``We clearly underestimated several things, most importantly the tsunami of redemptions that are being delivered to hedge funds as investors line up to get out of these funds as well as record outflows from equity mutual funds,'' Jeffrey Gendell, who runs Greenwich, Connecticut-based Tontine Associates LLC, wrote in an Oct. 1 letter to clients.
``I am not a nervous person by nature, but should have been under the circumstances,'' wrote Gendell, whose Tontine Partners LP fund plunged 59 percent in September, leaving it down 67 percent for the year, according to investors. Gendell, 49, had expected shares of steel, engineering, airline and chemical companies to appreciate because of falling oil prices. Instead they plummeted.
Hedge funds, which endeavor to make money whether markets rise or fall, lost an average of 4.7 percent in September, the biggest monthly decline since August 1998, according to data compiled by Hedge Fund Research Inc. Funds fell 17 percent this year through Oct. 9, compared with the 38 percent decline by the MSCI World Index of stocks. It was the worst performance by the lightly regulated private pools of capital since the Chicago- based firm began collecting data.

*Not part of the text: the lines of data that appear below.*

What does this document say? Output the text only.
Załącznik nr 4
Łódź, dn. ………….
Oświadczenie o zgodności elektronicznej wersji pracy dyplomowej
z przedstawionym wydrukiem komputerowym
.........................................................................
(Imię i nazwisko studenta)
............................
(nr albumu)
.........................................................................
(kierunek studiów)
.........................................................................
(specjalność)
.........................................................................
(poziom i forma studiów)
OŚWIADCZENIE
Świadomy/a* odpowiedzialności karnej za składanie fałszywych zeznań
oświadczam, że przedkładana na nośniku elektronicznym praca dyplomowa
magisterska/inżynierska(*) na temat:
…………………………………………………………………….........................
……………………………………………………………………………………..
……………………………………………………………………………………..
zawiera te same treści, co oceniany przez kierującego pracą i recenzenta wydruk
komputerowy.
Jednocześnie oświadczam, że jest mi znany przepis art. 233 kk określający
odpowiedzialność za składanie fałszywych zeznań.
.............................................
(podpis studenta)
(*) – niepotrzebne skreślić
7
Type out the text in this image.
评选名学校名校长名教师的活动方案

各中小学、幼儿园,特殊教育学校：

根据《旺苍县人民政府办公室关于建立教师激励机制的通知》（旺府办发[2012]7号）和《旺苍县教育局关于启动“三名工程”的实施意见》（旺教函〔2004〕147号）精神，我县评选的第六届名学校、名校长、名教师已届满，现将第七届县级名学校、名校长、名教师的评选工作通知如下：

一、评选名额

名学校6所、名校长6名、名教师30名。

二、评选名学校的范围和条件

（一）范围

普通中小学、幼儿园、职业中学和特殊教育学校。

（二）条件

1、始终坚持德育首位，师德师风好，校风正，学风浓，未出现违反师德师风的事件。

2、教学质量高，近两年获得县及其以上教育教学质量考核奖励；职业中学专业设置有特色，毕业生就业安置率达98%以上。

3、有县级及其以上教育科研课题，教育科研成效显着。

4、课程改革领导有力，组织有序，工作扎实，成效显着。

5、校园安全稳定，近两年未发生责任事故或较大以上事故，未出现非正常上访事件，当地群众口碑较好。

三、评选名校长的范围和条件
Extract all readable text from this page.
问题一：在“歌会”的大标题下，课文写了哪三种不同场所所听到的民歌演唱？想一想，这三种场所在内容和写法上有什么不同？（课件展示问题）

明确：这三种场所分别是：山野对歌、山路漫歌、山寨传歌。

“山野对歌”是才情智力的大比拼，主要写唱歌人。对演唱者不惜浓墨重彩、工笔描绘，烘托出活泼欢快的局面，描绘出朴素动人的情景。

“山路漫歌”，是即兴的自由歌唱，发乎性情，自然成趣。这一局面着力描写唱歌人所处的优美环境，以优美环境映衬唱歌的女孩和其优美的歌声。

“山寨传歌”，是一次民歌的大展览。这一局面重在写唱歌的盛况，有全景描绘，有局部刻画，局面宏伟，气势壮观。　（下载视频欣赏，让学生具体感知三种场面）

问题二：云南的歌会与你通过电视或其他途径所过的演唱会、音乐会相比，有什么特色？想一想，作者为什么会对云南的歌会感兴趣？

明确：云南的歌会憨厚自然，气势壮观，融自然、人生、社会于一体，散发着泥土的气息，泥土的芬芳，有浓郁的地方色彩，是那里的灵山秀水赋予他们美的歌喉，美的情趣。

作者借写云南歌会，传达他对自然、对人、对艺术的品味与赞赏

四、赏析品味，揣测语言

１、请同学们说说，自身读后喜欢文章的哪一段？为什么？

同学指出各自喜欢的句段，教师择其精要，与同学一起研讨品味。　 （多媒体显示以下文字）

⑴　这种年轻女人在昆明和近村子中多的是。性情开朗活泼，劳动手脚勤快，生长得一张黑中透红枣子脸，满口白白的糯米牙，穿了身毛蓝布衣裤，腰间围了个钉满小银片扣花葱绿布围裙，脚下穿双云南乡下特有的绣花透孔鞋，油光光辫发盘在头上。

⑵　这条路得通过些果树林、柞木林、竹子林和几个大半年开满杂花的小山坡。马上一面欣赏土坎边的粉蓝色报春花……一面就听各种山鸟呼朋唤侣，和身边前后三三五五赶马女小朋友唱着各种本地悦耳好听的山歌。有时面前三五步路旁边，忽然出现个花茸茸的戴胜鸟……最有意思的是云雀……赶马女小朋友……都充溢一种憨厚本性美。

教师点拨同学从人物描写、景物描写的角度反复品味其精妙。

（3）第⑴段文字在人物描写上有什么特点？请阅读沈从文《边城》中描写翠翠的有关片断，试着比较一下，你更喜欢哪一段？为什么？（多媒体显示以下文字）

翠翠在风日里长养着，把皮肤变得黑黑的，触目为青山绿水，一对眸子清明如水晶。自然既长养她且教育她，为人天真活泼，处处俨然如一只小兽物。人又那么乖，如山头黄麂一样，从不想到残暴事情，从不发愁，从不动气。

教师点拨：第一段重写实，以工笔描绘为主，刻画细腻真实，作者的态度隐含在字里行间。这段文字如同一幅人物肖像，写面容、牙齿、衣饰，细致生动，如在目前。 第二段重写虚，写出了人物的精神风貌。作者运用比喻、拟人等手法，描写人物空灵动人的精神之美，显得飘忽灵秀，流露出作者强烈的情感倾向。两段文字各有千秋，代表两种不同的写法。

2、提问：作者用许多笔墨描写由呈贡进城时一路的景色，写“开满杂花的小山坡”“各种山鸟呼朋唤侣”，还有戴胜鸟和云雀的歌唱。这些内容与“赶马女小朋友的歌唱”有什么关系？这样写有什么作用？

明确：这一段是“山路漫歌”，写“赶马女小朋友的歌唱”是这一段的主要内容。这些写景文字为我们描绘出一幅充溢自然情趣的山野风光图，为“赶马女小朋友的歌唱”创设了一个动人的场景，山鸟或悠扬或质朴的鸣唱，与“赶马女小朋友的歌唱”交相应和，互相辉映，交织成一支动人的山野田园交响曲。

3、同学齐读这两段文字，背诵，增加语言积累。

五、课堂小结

As much as a third of hedge funds may close in the next two years, according to a Sept. 29 report by Zurich-based analysts at Credit Suisse Group AG. There were about 3,100 hedge funds that managed a combined $1.9 trillion as of June 30, according to Hedge Fund Research. This year's investment losses mean many funds won't be able to collect performance fees, usually 20 percent of gains, while management fees, usually 2 percent of assets, will shrink.
Managers have been selling assets, both to raise cash for what they expect to be a surge in year-end redemption requests and to preserve capital as market volatility has risen to record levels. The Standard & Poor's 500 Index yesterday rebounded from its worst week in 75 years with an 11.6 percent advance.
David Slager, manager of the Atticus European Fund, told investors that more than 50 percent of his fund is now in cash or U.S. Treasuries after he lost 43.5 percent so far this year.